The fix is a .well-known/webauthn file at the relying party ID origin listing the related origins:
{
"origins": [
"https://example.com",
"https://example.co.uk",
"https://example.de",
"https://login.example-corp.net"
]
}Chrome fetches the file during registration and assertion, and treats the listed origins as valid for the same RP ID. The WebAuthn Level 3 spec formalized this in 2025, and Safari and Firefox both shipped support by early 2026. The list is capped at five origins by default in Chrome, which has caused some grumbling from companies with sprawling brand portfolios, but the cap is there to keep the file fetchable and the trust surface bounded.
What the recap doesn’t say
The I/O session is upbeat, and the underlying tech genuinely is better than it was. But there are two things worth keeping in mind before you rip out password auth.
First, passkey recovery is still the user’s problem. If someone loses their phone and their cloud account in the same week, no amount of signal API plumbing will help them get back in. Every serious deployment I’ve seen in the last year keeps a recovery path that’s either an email magic link, a customer support flow, or a hardware security key registered as a second credential. The Cloudflare team wrote up their experience with this in late 2025 and the takeaway is that passkeys reduce password resets by a lot but don’t eliminate the recovery surface.
Second, the cross-device QR flow is still slow. The hybrid transport handshake takes ten to fifteen seconds on a good network, longer on a flaky one, and users on desktop logging into a service for the first time on a new laptop will feel it. Chrome 140 added some caching improvements that help on subsequent uses, but the first-time cost remains. If your conversion funnel is sensitive to a fifteen-second pause, test the hybrid flow before you make it the primary path.
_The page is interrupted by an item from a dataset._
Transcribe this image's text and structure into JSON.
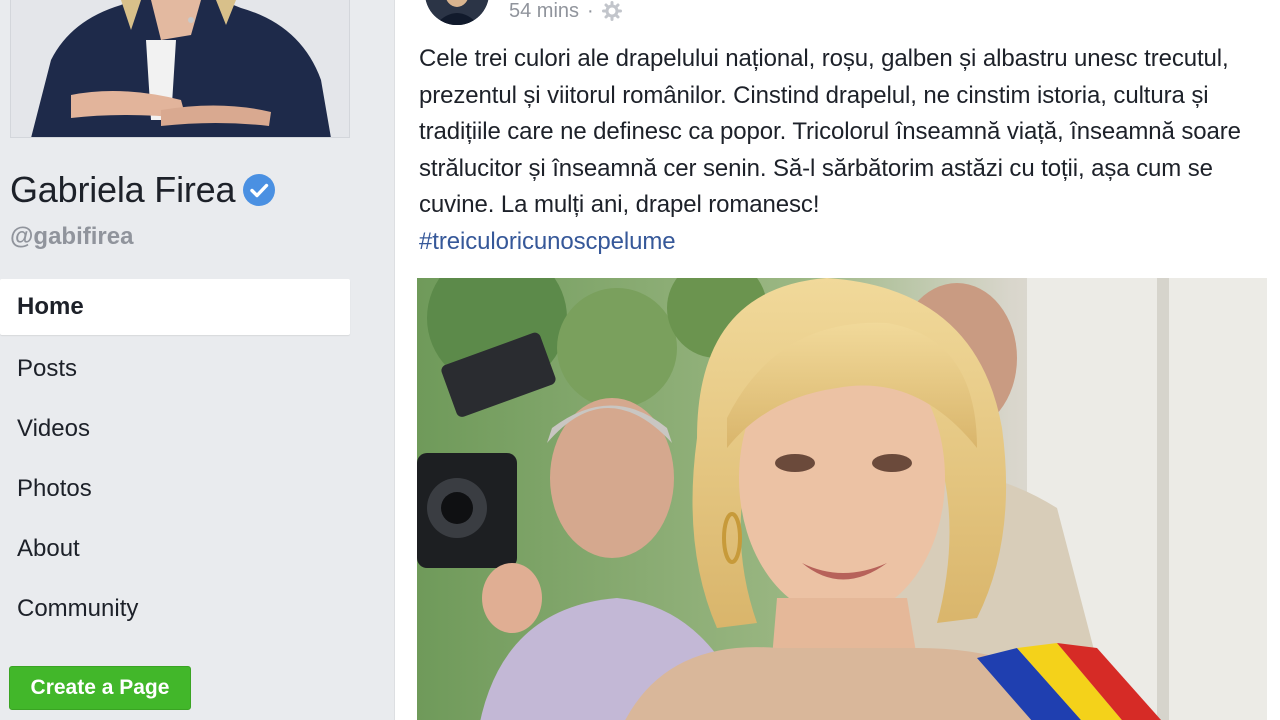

The 2026 stack is the first version of web identity where you can build a primary-passkey login without a long list of caveats in the design doc. The signal API closes the lifecycle loop, the Digital Credentials API gives you a real path for verified attributes, and related origins finally make enterprise rollouts tractable. The remaining work is on the deployment side: pick recovery paths that match your risk tolerance, instrument the hybrid flow, and treat the signal calls as part of every account-mutation code path rather than an afterthought.